A battle is a battle. A warrior is a warrior.

So, without further ado (because, let's be real, you clicked on this post because you saw it had a picture.), here are my beads! When I received them we realized we had totally miscalculated a few things, so I'm going to have to request quite a few more of a couple colors. But for now this is what I have! 


When I first started stringing them, I got the weirdest feeling in my stomach. It was so strange to see the things I have gone through over the past few years documented all in one place in front of me. My mom and I sat there and thought through the order of everything so I could string them as close to chronological order as possible, and I kept saying "can you believe I've done all this?!" 

It's bittersweet. 

Part of me looks at them and wants to cry.
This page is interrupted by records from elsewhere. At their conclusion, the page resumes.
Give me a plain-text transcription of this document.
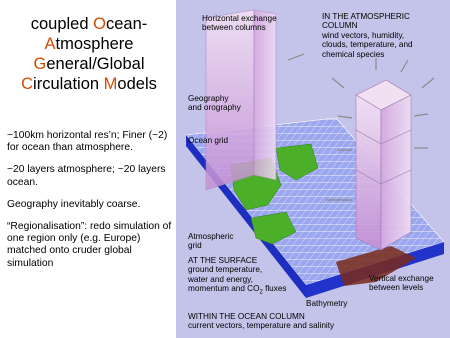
coupled Ocean-
Atmosphere
General/Global
Circulation Models

~100km horizontal res’n; Finer (~2) for ocean than atmosphere.

~20 layers atmosphere; ~20 layers ocean.

Geography inevitably coarse.

“Regionalisation”: redo simulation of one region only (e.g. Europe) matched onto cruder global simulation

Horizontal exchange
between columns
IN THE ATMOSPHERIC
COLUMN
wind vectors, humidity,
clouds, temperature, and
chemical species
Geography
and orography
Ocean grid
Atmospheric
grid
AT THE SURFACE
ground temperature,
water and energy,
momentum and $CO_2$ fluxes
Vertical exchange
between levels
Bathymetry
WITHIN THE OCEAN COLUMN
current vectors, temperature and salinity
I'm 24 years old, I shouldn't have been through this much stuff. But then part of me looks at them and wants to throw myself a party. I'm 24 years old, I shouldn't have been through this much stuff...but I made it!

I can't wait to look back at my beads when I'm older and be proud of the journey I went on. But for now, while I'm still very much on it, I will continue to tell my story through my beads and hope that each one I string is my last. And, more so, I will be thankful for each one, because it is one more thing I'm stronger than--one more thing that I've survived.